Dyrektor poinformował Los Andes, że na samym odcinku pierwszych 600 metrów usunięto 30 metrów sześciennych gruzu . Aby wykonać prace, Aysam zatrudnił brazylijską firmę i planuje zainstalować 28 nowych kamer na odcinku 3000 metrów.
Więcej zanieczyszczeń: ścieki w kanale irygacyjnymProblem na tym się nie skończył. Firma otrzymała zezwolenie na zrzucanie oczyszczonych ścieków do Kanału Pescara pod określonymi warunkami i przez ograniczony czas . Jednak środek ten wzbudził obawy rolników i mieszkańców Los Corralitos i Colonia Segovia, którzy wykorzystują wodę do nawadniania.
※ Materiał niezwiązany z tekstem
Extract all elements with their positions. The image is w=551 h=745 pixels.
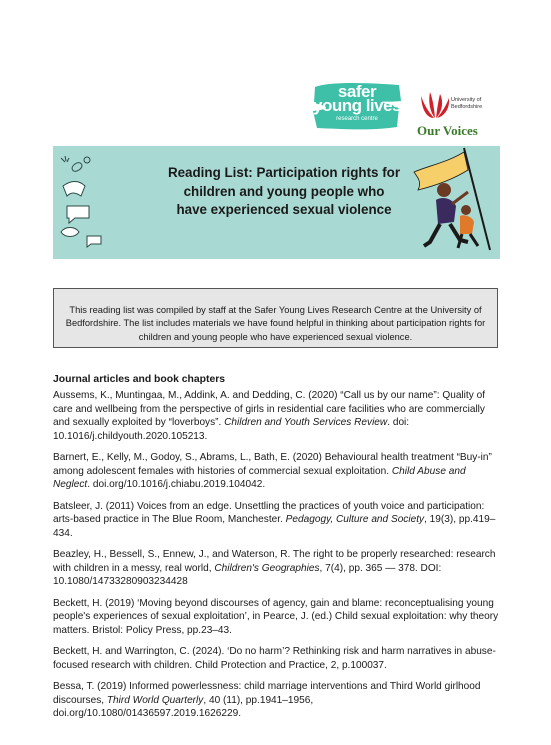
reference-text: Batsleer, J. (2011) Voices from an edge. Unsettling the practices of youth voice and participation: arts-based practice in The Blue Room, Manchester.	[53, 500, 485, 525]
reference-details: , 19(3), pp.419–434.	[53, 514, 496, 539]
logo-text-research-centre: research centre	[336, 116, 378, 122]
title-banner	[53, 146, 500, 259]
reference-text: Aussems, K., Muntingaa, M., Addink, A. and Dedding, C. (2020) “Call us by our name”: Quality of care and wellbeing from the perspective of girls in residential care facilities who are commercially and sexually exploited by “loverboys”.	[53, 390, 485, 428]
reference-text: Bessa, T. (2019) Informed powerlessness: child marriage interventions and Third World girlhood discourses,	[53, 681, 481, 706]
university-name: University of Bedfordshire	[451, 97, 483, 110]
reference-text: Beckett, H. (2019) ‘Moving beyond discourses of agency, gain and blame: reconceptualising young people's experiences of sexual exploitation’, in Pearce, J. (ed.) Child sexual exploitation: why theory matters. Bristol: Policy Press, pp.23–43.	[53, 597, 499, 636]
reference-journal: Pedagogy, Culture and Society	[285, 514, 425, 525]
logo-text-young-lives: young lives	[312, 96, 402, 115]
reference-journal: Third World Quarterly	[106, 694, 204, 706]
section-heading: Journal articles and book chapters	[53, 374, 226, 385]
reference-text: Beckett, H. and Warrington, C. (2024). ‘Do no harm’? Rethinking risk and harm narratives in abuse-focused research with children. Child Protection and Practice, 2, p.100037.	[53, 646, 496, 671]
reading-list-title	[139, 164, 429, 220]
reference-item	[53, 645, 503, 672]
reference-item	[53, 597, 503, 638]
title-line-2: children and young people who	[183, 183, 385, 199]
reference-details: , 7(4), pp. 365 — 378. DOI: 10.1080/14733280903234428	[53, 562, 442, 587]
title-line-1: Reading List: Participation rights for	[167, 165, 401, 180]
reference-item	[53, 389, 503, 443]
safer-young-lives-logo	[311, 81, 403, 133]
reference-text: Beazley, H., Bessell, S., Ennew, J., and Waterson, R. The right to be properly researched: research with children in a messy, real world,	[53, 549, 496, 574]
reference-journal: Child Abuse and Neglect	[53, 465, 466, 490]
reference-details: . doi.org/10.1016/j.chiabu.2019.104042.	[87, 479, 266, 490]
reference-list	[53, 389, 503, 729]
reference-item	[53, 680, 503, 721]
intro-box: This reading list was compiled by staff at the Safer Young Lives Research Centre at the University of Bedfordshire. The list includes materials we have found helpful in thinking about participation rights for children and young people who have experienced sexual violence.	[53, 288, 498, 348]
decorative-icons-left	[53, 146, 113, 259]
reference-journal: Children and Youth Services Review	[224, 417, 388, 428]
title-line-3: have experienced sexual violence	[176, 202, 392, 217]
reference-text: Barnert, E., Kelly, M., Godoy, S., Abrams, L., Bath, E. (2020) Behavioural health treatment “Buy-in” among adolescent females with histories of commercial sexual exploitation.	[53, 452, 492, 477]
reference-journal: Children's Geographies	[214, 562, 320, 574]
flag-bearer-illustration	[408, 146, 500, 259]
university-crest-icon	[418, 90, 452, 122]
reference-details: , 40 (11), pp.1941–1956, doi.org/10.1080/01436597.2019.1626229.	[53, 694, 314, 719]
reference-item	[53, 500, 503, 541]
reference-item	[53, 451, 503, 492]
reference-details: . doi: 10.1016/j.childyouth.2020.105213.	[53, 417, 410, 442]
logo-text-safer: safer	[337, 82, 377, 101]
our-voices-logo-text: Our Voices	[417, 123, 478, 138]
reference-item	[53, 548, 503, 589]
Aysam poprosił o przedłużenie terminu, aby móc wylać tam wodę.
W wywiadzie dla Los Andes z 4 czerwca Mingorance wyjaśnił, że spodziewa się zaprzestania pompowania ścieków do Kanału Pescara w ciągu 15 do 20 dni . Dodał, że budowa wlotów komór zajmie od trzech do czterech miesięcy i że firma ma nadzieję ogłosić w tym roku przetarg na kolektor Colonia Segovia, który będzie drugim elementem strategii i będzie kosztował około 30 milionów dolarów. Po ukończeniu budowy, ścieki będą odprowadzane do oczyszczalni ścieków El Paramillo.
1 lipca Sergio Marinelli, kierownik Generalnego Departamentu Nawadniania, potwierdził, że zrzut ścieków do Kanału Pescara przez Aysam został zakończony . W oświadczeniu dla Los Andes firma Aguas Mendocinas wyjaśniła: „Stałe zrzuty ścieków do Kanału Pescara zostały zakończone. Mogą jednak wystąpić szczytowe przepływy w kolektorze, co ostatecznie będzie wymagało zrzutu. W takim przypadku należy powiadomić inspektora kanału”.
Gmina Guaymallén rozważała ogłoszenie stanu wyjątkowego związanego ze środowiskiem na tzw. zielonym pasie obejmującym około 500 hektarów.